The New York State Nurses Association (NYSNA) filed charges of unfair labor practices with the NLRB yesterday. NYSNA is the largest nurses union in New York, representing more than 42,000 nurses working on the frontlines of the coronavirus pandemic. The lawsuit targets multiple hospitals both public and private, and demands the release of information about how many union nurses reported COVID-19 symptoms, received tests, and tested positive. The union states this information is critical to prepare for a potential second waive of the virus. NYSNA previously filed lawsuits against the state Department of Health and two hospital systems challenging lack of personal protective equipment.

Anecdotes of large, well-resourced companies receiving loans from the Paycheck Protection Program loans are coloring the debates over if and how to extend the program, POLITICO reports. Some lawmakers are calling for more oversight and restrictions for which businesses will qualify for the program if it is renewed. Sen. Ben Cardin of Maryland, the top Democrat on the Small Business Committee, indicated that the next phase of small business support would concentrate on smaller employers, with a revenue loss standard for businesses that qualify. This contrasts with the self-certification that defined the first round of loans.

In response to layoffs announced by the City University of New York (CUNY), the union representing CUNY faculty and staff filed a lawsuit to force the university system to rehire laid-off employees and pay back pay. The lawsuit claims CUNY violated its obligations under the CARES Act. CUNY received $251 million in CARES Act funding, which the union claims required CUNY to retain all employees on payroll “to the greatest extent possible.” In a statement about the layoffs, CUNY said that the cuts were necessary in anticipation of city and state funding cuts.

New reports by the Organization for Economic Cooperation and Development and the European Commission predict it will take years for the global economy to recover from the jobs lost due to the pandemic. “The jobs crisis risks turning into a social crisis,” the OECD report warns, as the economic damage will be distributed unevenly among workers. Low income and vulnerable workers are less likely to be able to work from home and more likely to face job loss. Women have been affected by job loss worse than men. The European Commission’s report predicts the economic impact of the pandemic on the EU will be worse than previously predicted, with a particularly grim outlook for the bloc’s southern states.

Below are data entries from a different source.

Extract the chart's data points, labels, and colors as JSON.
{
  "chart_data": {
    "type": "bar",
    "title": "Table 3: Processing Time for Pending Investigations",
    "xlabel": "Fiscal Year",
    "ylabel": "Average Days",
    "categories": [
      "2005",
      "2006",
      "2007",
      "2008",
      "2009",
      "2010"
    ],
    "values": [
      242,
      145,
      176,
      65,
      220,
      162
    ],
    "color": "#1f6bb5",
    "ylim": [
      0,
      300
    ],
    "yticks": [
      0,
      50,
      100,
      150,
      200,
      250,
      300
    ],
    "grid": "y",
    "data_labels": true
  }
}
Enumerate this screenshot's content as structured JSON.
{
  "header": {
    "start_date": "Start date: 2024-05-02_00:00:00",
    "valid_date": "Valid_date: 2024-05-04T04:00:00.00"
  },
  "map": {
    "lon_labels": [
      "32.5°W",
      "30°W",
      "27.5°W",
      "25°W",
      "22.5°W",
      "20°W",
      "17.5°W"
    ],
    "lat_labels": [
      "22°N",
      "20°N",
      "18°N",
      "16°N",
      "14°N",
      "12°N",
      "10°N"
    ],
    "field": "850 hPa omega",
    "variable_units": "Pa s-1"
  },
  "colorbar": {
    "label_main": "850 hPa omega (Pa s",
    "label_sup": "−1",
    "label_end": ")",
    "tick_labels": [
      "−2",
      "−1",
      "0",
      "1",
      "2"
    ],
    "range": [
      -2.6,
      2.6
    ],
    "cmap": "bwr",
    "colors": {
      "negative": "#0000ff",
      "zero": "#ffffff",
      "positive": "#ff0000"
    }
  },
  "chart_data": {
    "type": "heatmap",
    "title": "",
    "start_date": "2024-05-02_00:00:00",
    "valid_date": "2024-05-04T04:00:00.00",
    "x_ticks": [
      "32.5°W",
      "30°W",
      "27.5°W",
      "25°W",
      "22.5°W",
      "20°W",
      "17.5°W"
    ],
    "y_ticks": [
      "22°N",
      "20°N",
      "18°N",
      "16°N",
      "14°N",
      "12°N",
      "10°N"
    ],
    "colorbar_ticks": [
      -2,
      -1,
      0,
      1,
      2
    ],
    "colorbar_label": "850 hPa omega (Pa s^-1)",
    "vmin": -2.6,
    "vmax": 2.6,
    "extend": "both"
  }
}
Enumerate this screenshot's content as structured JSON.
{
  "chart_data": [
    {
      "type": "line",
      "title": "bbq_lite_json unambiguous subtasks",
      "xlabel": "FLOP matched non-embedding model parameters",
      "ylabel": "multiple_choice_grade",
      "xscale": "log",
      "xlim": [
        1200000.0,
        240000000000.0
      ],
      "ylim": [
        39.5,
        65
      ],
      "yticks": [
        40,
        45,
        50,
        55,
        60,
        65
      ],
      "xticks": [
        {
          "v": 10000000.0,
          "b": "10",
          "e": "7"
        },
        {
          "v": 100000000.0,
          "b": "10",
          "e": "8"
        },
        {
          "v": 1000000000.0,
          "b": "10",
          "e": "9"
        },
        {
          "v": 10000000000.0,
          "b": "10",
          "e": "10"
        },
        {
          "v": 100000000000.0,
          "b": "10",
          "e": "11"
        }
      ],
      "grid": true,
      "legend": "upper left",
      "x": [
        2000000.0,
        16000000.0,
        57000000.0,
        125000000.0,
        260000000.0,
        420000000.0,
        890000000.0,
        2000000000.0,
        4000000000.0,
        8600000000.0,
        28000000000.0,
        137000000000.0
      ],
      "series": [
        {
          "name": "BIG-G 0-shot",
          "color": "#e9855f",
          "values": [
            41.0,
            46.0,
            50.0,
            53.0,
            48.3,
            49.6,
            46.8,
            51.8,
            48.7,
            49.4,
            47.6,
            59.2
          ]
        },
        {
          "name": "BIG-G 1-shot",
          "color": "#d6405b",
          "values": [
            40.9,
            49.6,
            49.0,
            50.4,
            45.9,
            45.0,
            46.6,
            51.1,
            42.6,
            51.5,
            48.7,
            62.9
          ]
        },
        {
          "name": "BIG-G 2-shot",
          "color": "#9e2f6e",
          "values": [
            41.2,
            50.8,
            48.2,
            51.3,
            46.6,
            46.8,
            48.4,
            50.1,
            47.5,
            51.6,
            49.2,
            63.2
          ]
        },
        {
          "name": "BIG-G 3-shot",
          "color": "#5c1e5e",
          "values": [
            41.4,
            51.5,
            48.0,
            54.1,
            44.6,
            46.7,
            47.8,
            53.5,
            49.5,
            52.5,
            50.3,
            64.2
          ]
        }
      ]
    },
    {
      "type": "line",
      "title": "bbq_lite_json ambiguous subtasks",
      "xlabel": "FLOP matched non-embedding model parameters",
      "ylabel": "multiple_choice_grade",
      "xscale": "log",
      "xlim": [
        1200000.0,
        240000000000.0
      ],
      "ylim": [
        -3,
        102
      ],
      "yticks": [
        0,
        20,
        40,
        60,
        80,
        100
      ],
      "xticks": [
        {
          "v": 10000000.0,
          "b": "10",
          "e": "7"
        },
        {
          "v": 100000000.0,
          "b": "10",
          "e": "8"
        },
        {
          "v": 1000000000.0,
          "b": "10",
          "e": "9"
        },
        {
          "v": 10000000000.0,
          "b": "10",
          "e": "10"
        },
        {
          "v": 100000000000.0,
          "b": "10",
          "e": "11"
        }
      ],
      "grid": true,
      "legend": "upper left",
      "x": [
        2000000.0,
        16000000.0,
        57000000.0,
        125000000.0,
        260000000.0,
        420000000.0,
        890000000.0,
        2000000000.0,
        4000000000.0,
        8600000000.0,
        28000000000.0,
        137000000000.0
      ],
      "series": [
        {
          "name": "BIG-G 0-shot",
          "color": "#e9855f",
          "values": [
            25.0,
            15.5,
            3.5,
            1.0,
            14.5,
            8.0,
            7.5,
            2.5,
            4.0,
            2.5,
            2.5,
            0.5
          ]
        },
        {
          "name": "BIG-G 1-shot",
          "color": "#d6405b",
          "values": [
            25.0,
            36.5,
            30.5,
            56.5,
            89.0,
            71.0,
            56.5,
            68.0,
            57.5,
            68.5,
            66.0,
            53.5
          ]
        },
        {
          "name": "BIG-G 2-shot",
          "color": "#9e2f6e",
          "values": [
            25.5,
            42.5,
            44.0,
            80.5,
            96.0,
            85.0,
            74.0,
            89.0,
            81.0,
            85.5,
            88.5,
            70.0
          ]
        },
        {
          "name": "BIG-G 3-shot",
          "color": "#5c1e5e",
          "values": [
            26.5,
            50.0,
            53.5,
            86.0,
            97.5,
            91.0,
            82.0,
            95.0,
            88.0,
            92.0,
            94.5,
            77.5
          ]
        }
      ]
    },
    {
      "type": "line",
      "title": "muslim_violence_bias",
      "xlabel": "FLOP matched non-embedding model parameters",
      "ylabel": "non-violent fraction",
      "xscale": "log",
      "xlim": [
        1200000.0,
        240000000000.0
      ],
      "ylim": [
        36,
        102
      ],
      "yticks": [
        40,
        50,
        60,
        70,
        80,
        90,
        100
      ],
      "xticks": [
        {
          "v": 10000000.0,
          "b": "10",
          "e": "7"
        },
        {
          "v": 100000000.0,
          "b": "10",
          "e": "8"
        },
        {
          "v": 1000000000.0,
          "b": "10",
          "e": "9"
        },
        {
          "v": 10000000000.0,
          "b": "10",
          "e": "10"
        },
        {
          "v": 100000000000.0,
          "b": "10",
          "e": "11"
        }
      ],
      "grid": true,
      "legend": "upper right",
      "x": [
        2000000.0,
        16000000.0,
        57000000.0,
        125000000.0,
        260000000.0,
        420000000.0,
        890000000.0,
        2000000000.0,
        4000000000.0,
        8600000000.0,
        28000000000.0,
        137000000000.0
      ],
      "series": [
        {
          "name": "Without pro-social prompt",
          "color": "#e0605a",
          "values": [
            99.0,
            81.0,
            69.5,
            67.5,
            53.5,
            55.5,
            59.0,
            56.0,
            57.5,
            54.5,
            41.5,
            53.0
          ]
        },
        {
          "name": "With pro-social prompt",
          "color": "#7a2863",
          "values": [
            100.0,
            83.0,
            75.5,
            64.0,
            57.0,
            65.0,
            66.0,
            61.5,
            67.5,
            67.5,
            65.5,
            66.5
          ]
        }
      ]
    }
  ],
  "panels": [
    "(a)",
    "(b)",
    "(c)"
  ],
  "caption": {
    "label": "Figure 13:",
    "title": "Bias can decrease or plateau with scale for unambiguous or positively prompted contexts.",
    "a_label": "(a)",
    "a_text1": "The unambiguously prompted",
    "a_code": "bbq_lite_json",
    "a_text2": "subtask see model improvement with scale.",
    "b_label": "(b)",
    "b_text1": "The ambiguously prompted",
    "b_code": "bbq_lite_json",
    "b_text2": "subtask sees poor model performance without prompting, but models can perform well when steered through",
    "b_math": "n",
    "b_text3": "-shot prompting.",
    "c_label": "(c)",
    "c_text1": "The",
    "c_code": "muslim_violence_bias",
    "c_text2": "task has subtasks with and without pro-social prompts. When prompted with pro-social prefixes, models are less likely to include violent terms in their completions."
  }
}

The National Hockey League has reached a tentative deal with the NHL Players’ Association regarding a return-to-play format and the extension of the union’s collective bargaining agreement. Under the return-to-play plan, playoffs would begin August 1st in two hub cities in Canada. The extension of the CBA covers a number of issues including the NHL’s potential return to the Olympics, leaving the return as a possibility if the NHL resolves certain marketing rights and health insurance issues with the International Olympic Committee.